A few years after the conviction, the defendant provided a name of the person who allegedly committed the robbery with France. The DA’s Office investigated that claim but concluded that that person was incarcerated at the time of the crime. However, the CRU was able to discover that he was actually on a 14-week work release program that ended two days after the murder, wherein he was furloughed six days a week and likely residing in his neighborhood of East Flatbush.

In addition, the CRU was provided with two recordings of this alternative suspect. One was a mini cassette recording of a barely audible phone conversation from 1999 that was likely recorded by the defendant’s mother, with France on the line from prison. In it, the alternative suspect mentioned the lumberyard, said “we messed up,” and described the Seiko watch as not being made of gold and the small pinky ring – details that were not known to the public. The second was a videotape from the same year, where that person was coaxed into sharing details about the incident and at some point said, “I don’t feel good. I always think about it,” and acknowledged that the wrong man was imprisoned for the crime.

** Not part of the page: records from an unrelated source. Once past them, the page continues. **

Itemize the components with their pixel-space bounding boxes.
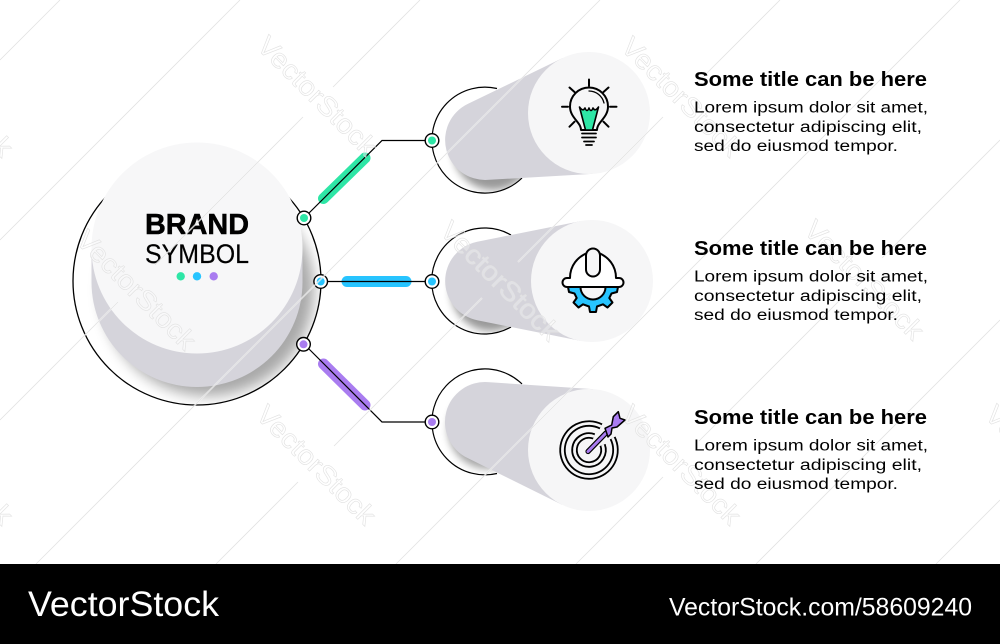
text block 1: consectetur adipiscing elit, — [694, 119, 922, 136]
brand label — [145, 209, 249, 269]
text block 3: consectetur adipiscing elit, — [694, 457, 922, 474]
text block 3: Lorem ipsum dolor sit amet, — [694, 438, 928, 454]
brand label: SYMBOL — [145, 239, 249, 269]
main brand circle — [72, 197, 322, 406]
text block 2: Some title can be here — [694, 238, 927, 260]
text block 1 — [694, 69, 928, 155]
watermarks: VectorStock — [70, 224, 202, 356]
connector: purple — [304, 344, 432, 422]
watermarks: VectorStock — [615, 31, 747, 163]
connector: blue — [321, 276, 432, 287]
watermarks: VectorStock — [798, 214, 930, 346]
text block 3 — [694, 407, 928, 493]
item 2 cylinder — [432, 220, 653, 342]
watermarks — [0, 30, 1000, 531]
footer bar: VectorStock.com/58609240 — [669, 594, 972, 622]
watermarks: VectorStock — [615, 399, 747, 531]
item 1 cylinder — [432, 52, 650, 193]
watermarks: VectorStock — [434, 215, 566, 347]
nodes on main circle and item circles — [297, 134, 439, 429]
connector: green — [304, 140, 432, 218]
text block 2: sed do eiusmod tempor. — [694, 307, 898, 324]
text block 1: Some title can be here — [694, 69, 927, 91]
text block 3: sed do eiusmod tempor. — [694, 476, 898, 493]
text block 2: consectetur adipiscing elit, — [694, 288, 922, 305]
watermarks: VectorStock — [251, 30, 383, 162]
icon: light bulb — [562, 80, 616, 145]
brand colour dots — [176, 272, 218, 280]
text block 1: sed do eiusmod tempor. — [694, 138, 898, 155]
text block 2 — [694, 238, 928, 324]
icon: target and arrow — [562, 412, 625, 477]
brand label: BRAND — [145, 209, 249, 241]
footer bar — [0, 564, 1000, 644]
item 3 cylinder — [432, 369, 650, 511]
text block 1: Lorem ipsum dolor sit amet, — [694, 100, 928, 116]
icon: helmet and gear — [562, 248, 624, 312]
text block 3: Some title can be here — [694, 407, 927, 429]
footer bar: VectorStock — [28, 585, 220, 624]
watermarks: VectorStock — [250, 399, 382, 531]
text block 2: Lorem ipsum dolor sit amet, — [694, 268, 928, 286]
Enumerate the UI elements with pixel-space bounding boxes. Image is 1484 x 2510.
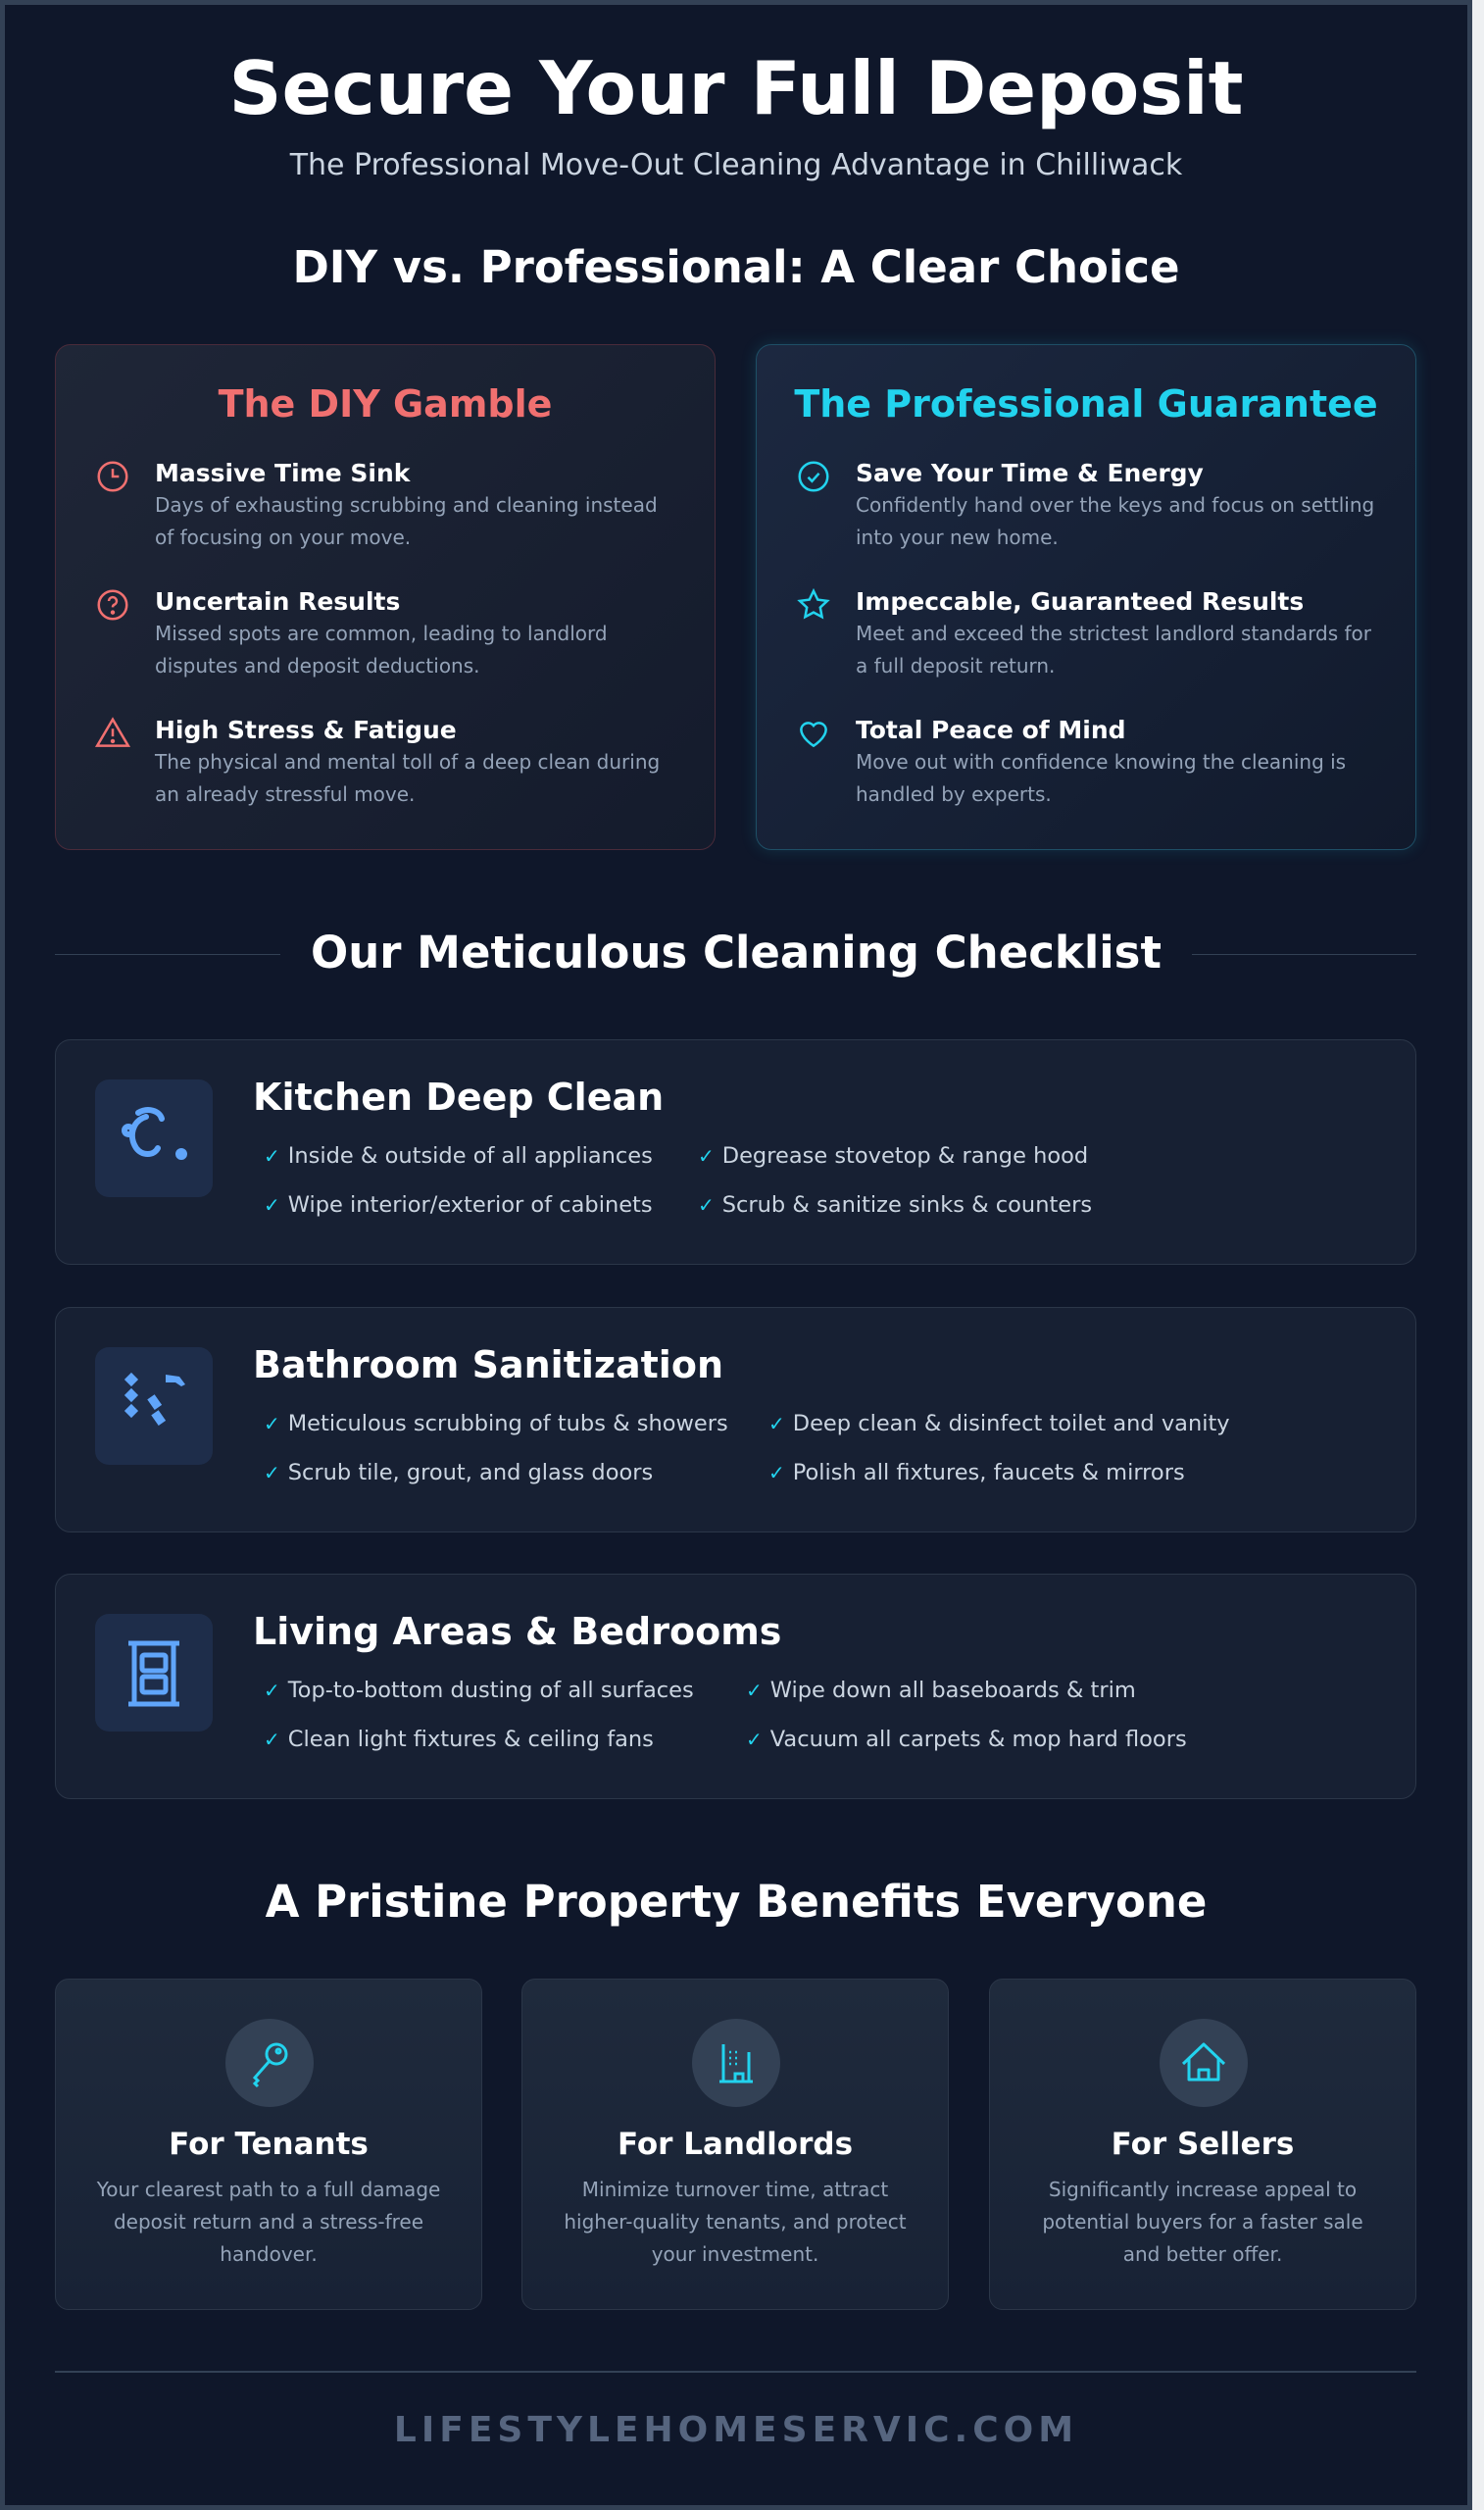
panel: bathroom: ✓ Deep clean & disinfect toilet and vanity: [768, 1411, 1230, 1436]
panel: bathroom: ✓ Polish all fixtures, faucets & mirrors: [768, 1460, 1185, 1485]
panel: bathroom: [55, 1307, 1416, 1532]
item: uncertain results: disputes and deposit deductions.: [155, 654, 480, 678]
panel: bathroom: ✓ Scrub tile, grout, and glass doors: [264, 1460, 653, 1485]
card: landlords: [521, 1979, 949, 2310]
item: save time: into your new home.: [856, 526, 1059, 549]
item: peace of mind: Move out with confidence knowing the cleaning is: [856, 750, 1346, 774]
icon: house: [1160, 2019, 1248, 2107]
panel: kitchen: Kitchen Deep Clean: [253, 1076, 664, 1119]
heading: benefits: A Pristine Property Benefits Everyone: [266, 1876, 1207, 1928]
subtitle: The Professional Move-Out Cleaning Advantage in Chilliwack: [290, 148, 1182, 182]
panel: kitchen: ✓ Inside & outside of all appliances: [264, 1143, 653, 1169]
icon: living: [95, 1614, 213, 1732]
heading: DIY vs Professional: DIY vs. Professional: A Clear Choice: [292, 241, 1180, 293]
panel: Professional guarantee: [756, 344, 1416, 850]
item: uncertain results: Missed spots are common, leading to landlord: [155, 622, 608, 645]
panel: DIY gamble: [55, 344, 716, 850]
panel: bathroom: ✓ Meticulous scrubbing of tubs & showers: [264, 1411, 728, 1436]
panel: living areas: Living Areas & Bedrooms: [253, 1610, 781, 1653]
item: stress: an already stressful move.: [155, 782, 415, 806]
panel: living areas: ✓ Vacuum all carpets & mop hard floors: [746, 1727, 1187, 1752]
heading: DIY: The DIY Gamble: [219, 382, 552, 426]
item: guaranteed results: [797, 587, 1371, 678]
card: landlords: For Landlords: [618, 2127, 853, 2162]
item: uncertain results: Uncertain Results: [155, 587, 400, 616]
item: peace of mind: Total Peace of Mind: [856, 716, 1126, 744]
card: sellers: Significantly increase appeal to potential buyers for a faster sale and better offer.: [1042, 2178, 1363, 2266]
card: tenants: [55, 1979, 482, 2310]
panel: living areas: [55, 1574, 1416, 1799]
item: time sink: Days of exhausting scrubbing and cleaning instead: [155, 493, 658, 517]
item: guaranteed results: a full deposit return.: [856, 654, 1055, 678]
item: stress: High Stress & Fatigue: [155, 716, 457, 744]
item: stress: The physical and mental toll of a deep clean during: [155, 750, 660, 774]
item: time sink: of focusing on your move.: [155, 526, 411, 549]
panel: living areas: ✓ Top-to-bottom dusting of all surfaces: [264, 1678, 694, 1703]
card: sellers: [989, 1979, 1416, 2310]
panel: kitchen: [55, 1039, 1416, 1265]
card: tenants: Your clearest path to a full damage deposit return and a stress-free handover.: [97, 2178, 440, 2266]
item: stress: [95, 716, 660, 806]
card: tenants: For Tenants: [169, 2127, 369, 2162]
heading: Professional: The Professional Guarantee: [794, 382, 1378, 426]
footer: website: LIFESTYLEHOMESERVIC.COM: [394, 2410, 1078, 2450]
panel: bathroom: Bathroom Sanitization: [253, 1343, 723, 1386]
heading: checklist: Our Meticulous Cleaning Checklist: [311, 927, 1162, 979]
icon: bathroom: [95, 1347, 213, 1465]
item: uncertain results: [98, 587, 608, 678]
icon: key: [225, 2019, 314, 2107]
card: landlords: Minimize turnover time, attract higher-quality tenants, and protect your investment.: [564, 2178, 907, 2266]
icon: kitchen: [95, 1079, 213, 1197]
card: sellers: For Sellers: [1112, 2127, 1294, 2162]
icon: building: [692, 2019, 780, 2107]
item: save time: Confidently hand over the keys and focus on settling: [856, 493, 1374, 517]
item: guaranteed results: Impeccable, Guaranteed Results: [856, 587, 1304, 616]
item: peace of mind: handled by experts.: [856, 782, 1052, 806]
panel: living areas: ✓ Clean light fixtures & ceiling fans: [264, 1727, 654, 1752]
item: peace of mind: [800, 716, 1346, 806]
panel: kitchen: ✓ Scrub & sanitize sinks & counters: [698, 1192, 1092, 1218]
item: time sink: [98, 459, 658, 549]
item: save time: [798, 459, 1374, 549]
item: save time: Save Your Time & Energy: [856, 459, 1204, 487]
item: time sink: Massive Time Sink: [155, 459, 410, 487]
panel: living areas: ✓ Wipe down all baseboards & trim: [746, 1678, 1136, 1703]
item: guaranteed results: Meet and exceed the strictest landlord standards for: [856, 622, 1371, 645]
title: Secure Your Full Deposit: [228, 45, 1244, 131]
panel: kitchen: ✓ Wipe interior/exterior of cabinets: [264, 1192, 653, 1218]
panel: kitchen: ✓ Degrease stovetop & range hood: [698, 1143, 1088, 1169]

The CRU also interviewed a man who was inside a pharmacy across the street from the lumberyard and claimed that the alternate suspect was France’s true accomplice – recalling that he would see him in the neighborhood around that time and watched him flee the lumberyard at the time of the murder. Finally, in a 2012 affidavit and in subsequent parole hearings, France took responsibility for his role and repeatedly stated the defendant was not involved.

For these reasons, particularly the flawed identification procedure that was compounded by errors from the hearing judge, the prosecutor, and defense counsel, the CRU recommended that Carrington’s conviction should be vacated, and his indictment dismissed. Subsequently, the office investigated the possibility of charging the alternative suspect. Regrettably, legal hurdles unique to prosecuting a crime that occurred nearly three decades ago and for which another individual was convicted at trial render prosecution of the that suspect unviable.

To date, the work of the Conviction Review Unit has resulted in 38 convictions being vacated since 2014. Currently, CRU has approximately 60 open investigations.

This case was investigated by Assistant District Attorney and CRU Editor-in-Chief, Lori Glachman, under the supervision of Charles Linehan, Unit Chief.